Scratch Logo, courtesy of MIT Media LabLiteracy from Scratch

Primary Scratch History Project: Icarus

Literacy from Scratch Project - Primary Specialism

A project by Sarah Michael.

Subject matter of project:

Age range of audience:

Description of the project:

Using the stories of Greek mythology to enable pupils' topic learning to be more cross curricular using Scratch to encompass topic, literacy and ICT simultaneously.


Icarus is flying too near the sun and his father is warning him that the wax on his wings will melt.

Sarah's Analysis of how the project went

1. How has this project impacted on your personal learning?
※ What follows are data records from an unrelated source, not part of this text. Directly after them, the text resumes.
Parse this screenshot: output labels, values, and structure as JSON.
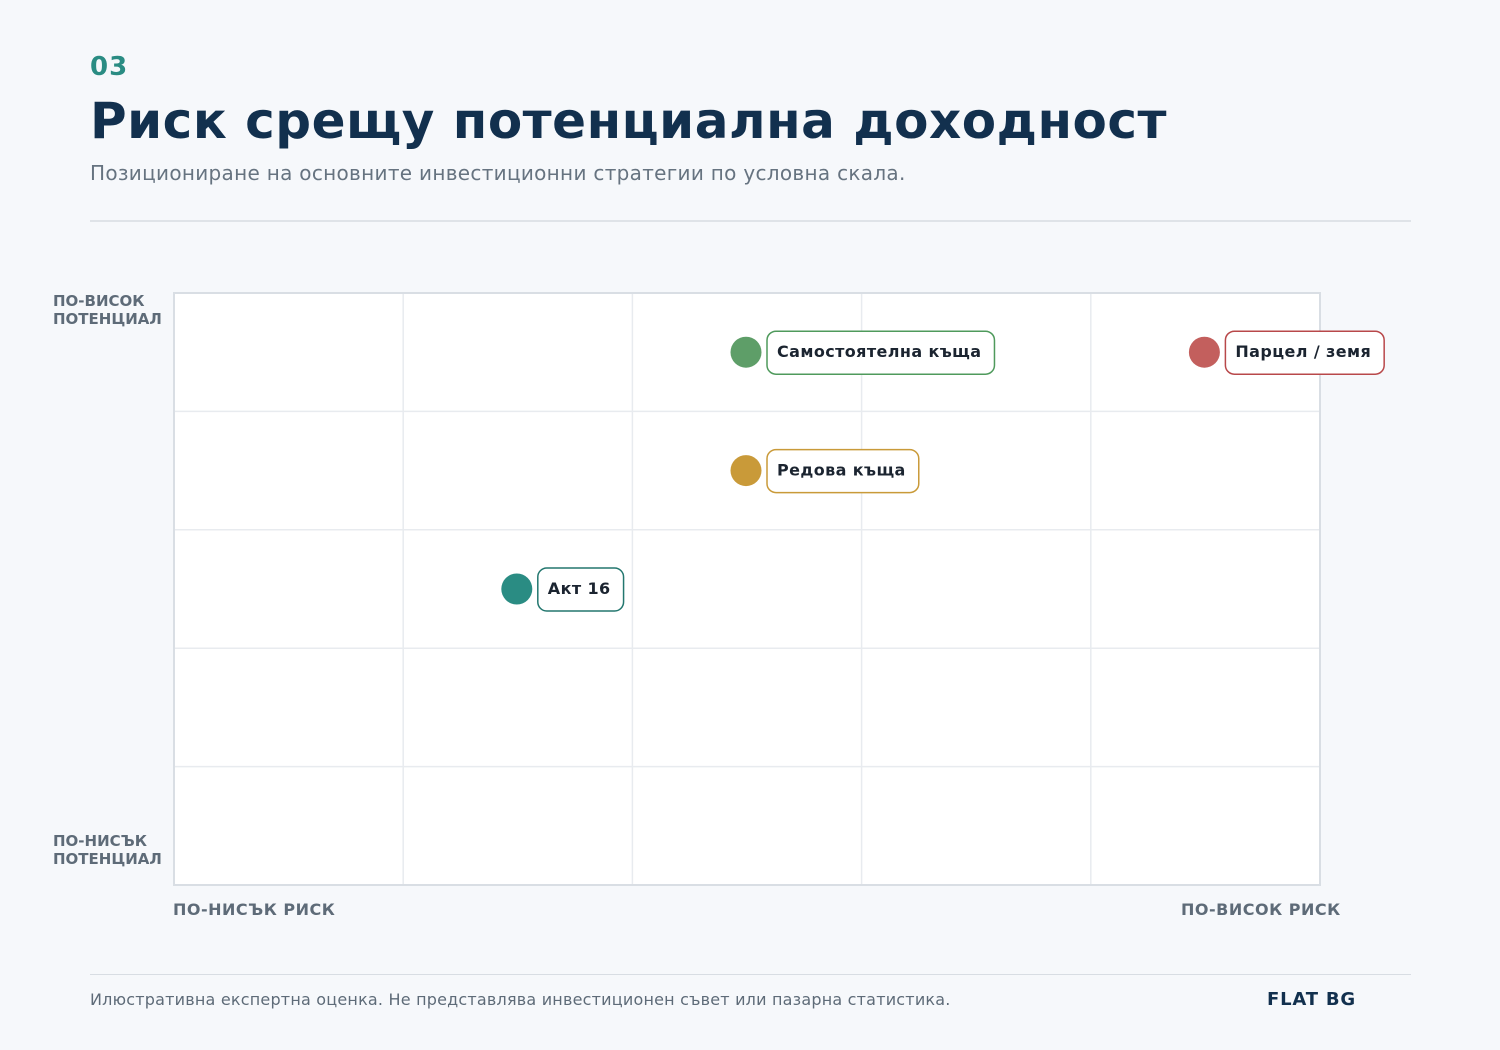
{
  "header": {
    "eyebrow": "03",
    "title": "Риск срещу потенциална доходност",
    "subtitle": "Позициониране на основните инвестиционни стратегии по условна скала."
  },
  "axes": {
    "y_high": [
      "ПО-ВИСОК",
      "ПОТЕНЦИАЛ"
    ],
    "y_low": [
      "ПО-НИСЪК",
      "ПОТЕНЦИАЛ"
    ],
    "x_low": "ПО-НИСЪК РИСК",
    "x_high": "ПО-ВИСОК РИСК"
  },
  "footer": {
    "note": "Илюстративна експертна оценка. Не представлява инвестиционен съвет или пазарна статистика.",
    "brand": "FLAT BG"
  },
  "chart_data": {
    "type": "scatter",
    "title": "Риск срещу потенциална доходност",
    "xlabel": "",
    "ylabel": "",
    "xlim": [
      0,
      5
    ],
    "ylim": [
      0,
      5
    ],
    "grid": true,
    "points": [
      {
        "label": "Самостоятелна къща",
        "x": 2.5,
        "y": 4.5,
        "color": "#5e9e68",
        "border": "#4f9a5c"
      },
      {
        "label": "Парцел / земя",
        "x": 4.5,
        "y": 4.5,
        "color": "#c35f5d",
        "border": "#b8484a"
      },
      {
        "label": "Редова къща",
        "x": 2.5,
        "y": 3.5,
        "color": "#c99a39",
        "border": "#c99a39"
      },
      {
        "label": "Акт 16",
        "x": 1.5,
        "y": 2.5,
        "color": "#2a8c83",
        "border": "#23776f"
      }
    ]
  }
}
I feel very positive about the progress I have made with the Scratch program. I was able to overcome some initial challenges. My original idea was to use the Scratch program to introduce younger children to some classic stories including Shakespeare. I originally intended to retell some of the most famous plays such as Romeo and Juliet and A Midsummer Night’s Dream through more modern characters and using modern music which the children may be familiar with. However in the initial stages of using Scratch I found it quite difficult to import music files and also began to realise that even small movements and basic speech can take a long time to choreograph using the Scratch program. I realised that if I was going to use Scratch to retell stories for the purpose of literacy it would have to be on a smaller scale. Fortunately for my placement at the time I was in a year 4 class who were studying Ancient Greeks as their class topic. It struck me that I could utilise the stories of Greek mythology to enable their topic learning to be more cross curricular using Scratch to encompass topic, literacy and ICT simultaneously.

2. What problems did you encounter, and how did you resolve them?
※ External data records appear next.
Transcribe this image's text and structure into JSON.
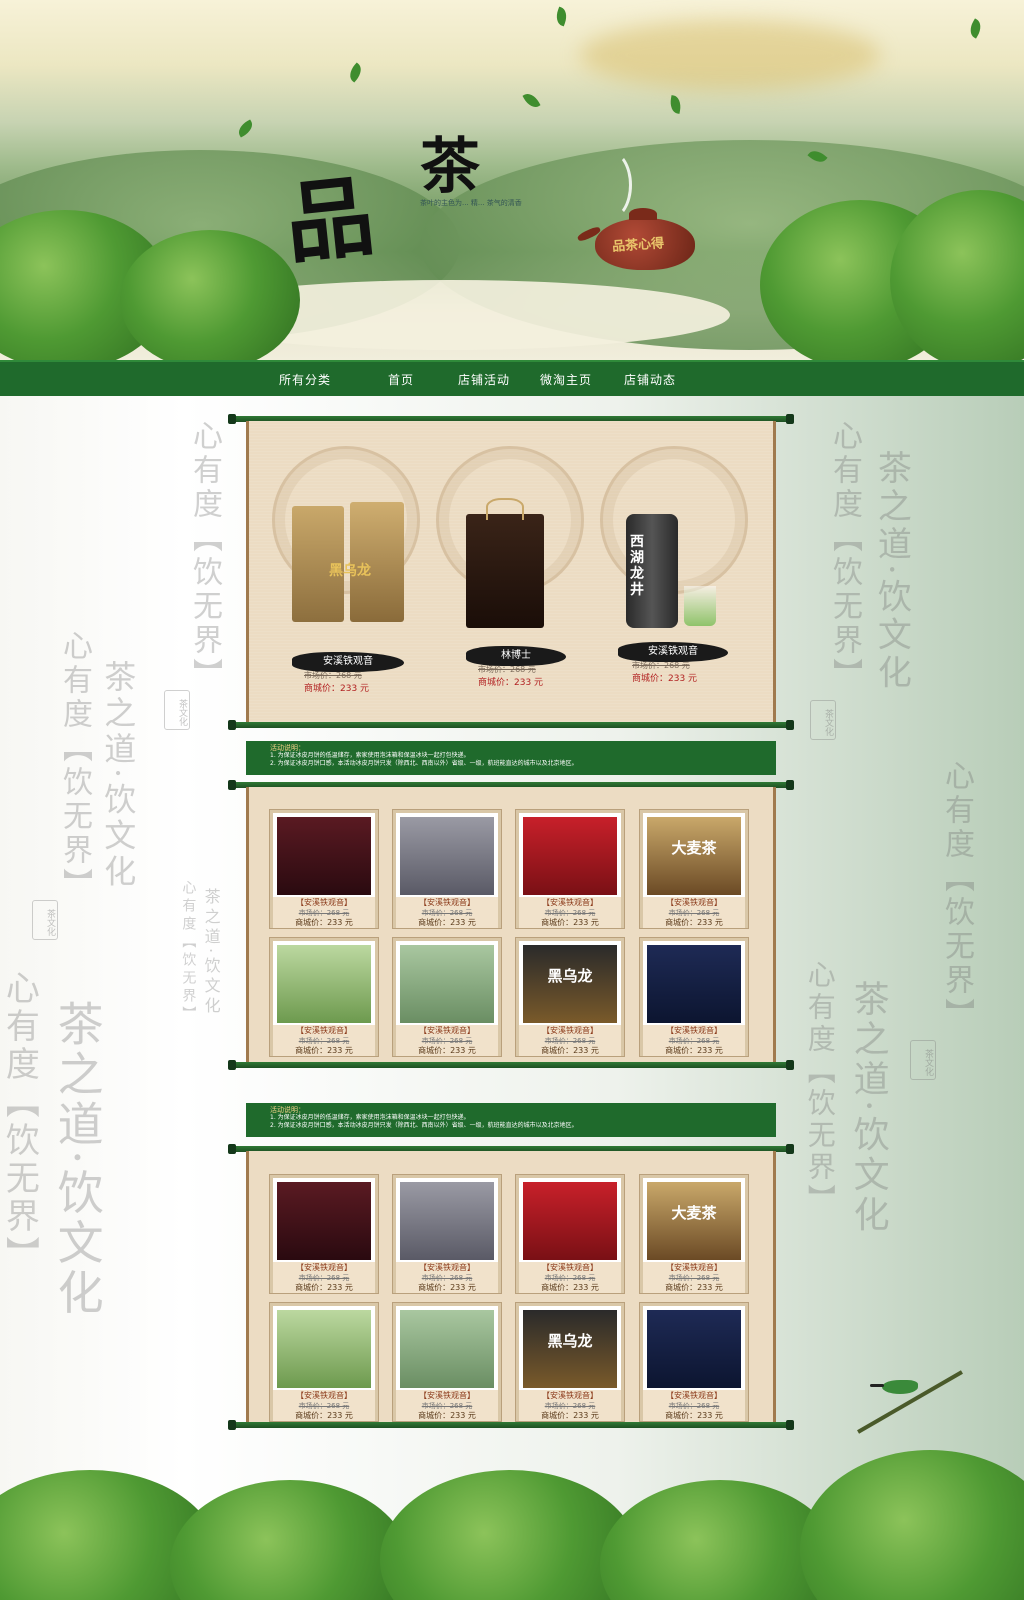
{
  "hero": {
    "logo_char_1": "品",
    "logo_char_2": "茶",
    "slogan": "茶叶的主色为... 精... 茶气的清香",
    "teapot_text": "品茶心得"
  },
  "nav": {
    "items": [
      "所有分类",
      "首页",
      "店铺活动",
      "微淘主页",
      "店铺动态"
    ]
  },
  "background_calligraphy": {
    "line_1": "心有度【饮无界】",
    "line_2": "茶之道·饮文化",
    "seal": "茶文化"
  },
  "featured": {
    "items": [
      {
        "name": "安溪铁观音",
        "market": "市场价：268 元",
        "price": "商城价：233 元",
        "img_label": "黑乌龙"
      },
      {
        "name": "林博士",
        "market": "市场价：268 元",
        "price": "商城价：233 元",
        "img_label": ""
      },
      {
        "name": "安溪铁观音",
        "market": "市场价：268 元",
        "price": "商城价：233 元",
        "img_label": "西湖龙井"
      }
    ]
  },
  "banners": [
    {
      "title": "活动说明：",
      "line1": "1. 为保证冰皮月饼的低温储存，索家使用泡沫箱和保温冰块一起打包快递。",
      "line2": "2. 为保证冰皮月饼口感，本活动冰皮月饼只发（除西北、西南以外）省级、一级，航班能直达的城市以及北京地区。"
    },
    {
      "title": "活动说明：",
      "line1": "1. 为保证冰皮月饼的低温储存，索家使用泡沫箱和保温冰块一起打包快递。",
      "line2": "2. 为保证冰皮月饼口感，本活动冰皮月饼只发（除西北、西南以外）省级、一级，航班能直达的城市以及北京地区。"
    }
  ],
  "grid1": [
    {
      "name": "【安溪铁观音】",
      "market": "市场价：268 元",
      "price": "商城价：233 元",
      "img_label": ""
    },
    {
      "name": "【安溪铁观音】",
      "market": "市场价：268 元",
      "price": "商城价：233 元",
      "img_label": ""
    },
    {
      "name": "【安溪铁观音】",
      "market": "市场价：268 元",
      "price": "商城价：233 元",
      "img_label": ""
    },
    {
      "name": "【安溪铁观音】",
      "market": "市场价：268 元",
      "price": "商城价：233 元",
      "img_label": "大麦茶"
    },
    {
      "name": "【安溪铁观音】",
      "market": "市场价：268 元",
      "price": "商城价：233 元",
      "img_label": ""
    },
    {
      "name": "【安溪铁观音】",
      "market": "市场价：268 元",
      "price": "商城价：233 元",
      "img_label": ""
    },
    {
      "name": "【安溪铁观音】",
      "market": "市场价：268 元",
      "price": "商城价：233 元",
      "img_label": "黑乌龙"
    },
    {
      "name": "【安溪铁观音】",
      "market": "市场价：268 元",
      "price": "商城价：233 元",
      "img_label": ""
    }
  ],
  "grid2": [
    {
      "name": "【安溪铁观音】",
      "market": "市场价：268 元",
      "price": "商城价：233 元",
      "img_label": ""
    },
    {
      "name": "【安溪铁观音】",
      "market": "市场价：268 元",
      "price": "商城价：233 元",
      "img_label": ""
    },
    {
      "name": "【安溪铁观音】",
      "market": "市场价：268 元",
      "price": "商城价：233 元",
      "img_label": ""
    },
    {
      "name": "【安溪铁观音】",
      "market": "市场价：268 元",
      "price": "商城价：233 元",
      "img_label": "大麦茶"
    },
    {
      "name": "【安溪铁观音】",
      "market": "市场价：268 元",
      "price": "商城价：233 元",
      "img_label": ""
    },
    {
      "name": "【安溪铁观音】",
      "market": "市场价：268 元",
      "price": "商城价：233 元",
      "img_label": ""
    },
    {
      "name": "【安溪铁观音】",
      "market": "市场价：268 元",
      "price": "商城价：233 元",
      "img_label": "黑乌龙"
    },
    {
      "name": "【安溪铁观音】",
      "market": "市场价：268 元",
      "price": "商城价：233 元",
      "img_label": ""
    }
  ],
  "colors": {
    "nav_green": "#1f6a2c",
    "parchment": "#ecdcc3",
    "price_red": "#b22222"
  }
}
It is my understanding that the changes to the curriculum which will be in place in September 2014 will create a difficulty for primary schools in terms of the appropriate way to include ICT. As it is Gove’s plan to demand the inclusion of computer science but with little or no guidance on how to teach it, I feel that Scratch is an ideal solution to this problem as it can be worked into to the curriculum through other subjects and is a fun and exciting way to introduce computer science, a subject which may be initially daunting for both teachers and pupils. I feel that Scratch could be used for a variety of subjects some of which we have explored through the project but some of which, particularly foundation subjects such as Art for example could be explored further, as Scratch lends itself to encouraging creativity from the students. There could be units of work planned around designing sprite characters and backgrounds. The program could also be used for Key Stage 2 Maths exploring the use of the x and y coordinates to move the characters around the screen. I feel that in some cases teachers are not motivated to teach ICT as they struggle to find ways to make it engaging for the children, I have seen this first hand on my current placement, I feel a program such as Scratch is ideal to motivate both teachers and children to engage with and enjoy using ICT for many subjects. I feel that we could have improved the project even further by dedicating some of the time allocated to specialism to going into our placement school specifically to explore the use of Scratch with our class or focus groups of children. I know this would have benefited me as I did found it very challenging to fit in time to use Scratch with my class amongst all the other things which are expected of us on placement and also given that ICT was not a high priority in either of my placement schools. Upon joining a school as a member of staff in September I fully intend to plan schemes of work using Scratch as our main resource for teaching ICT and include cross curricular Maths and Art initially and hopefully more subjects throughout the year.

3. How have you actually developed this in your classroom?

My initial plan was to enable a group of SEN children in my year 4 class to access the learning of Greek myths through the use of Scratch to retell and create their own work and then enable them to take ownership of their own learning by presenting their work to the rest of the class. This would hopefully also build up their esteem within the year group as they would rarely get an opportunity to present work or ‘teach’ their peers. In practice there was not as much opportunity as I would have liked to work with the children in the ICT suite, partly because they were often already out of class attending interventions. However I was able to introduce the children to the Scratch program and show them some of my work. One child responded particularly well as, despite having very limited literacy, his visual understanding of stories exceptionally high compared to his general cognition. Therefore, using this example as a specific case study shows the benefit of using Scratch to initiate understanding in literacy especially for SEN children. I could see the immediate benefit for these children as they were much more engaged in the following topic lessons after having been introduced to the stories through the medium of visual ICT (Scratch).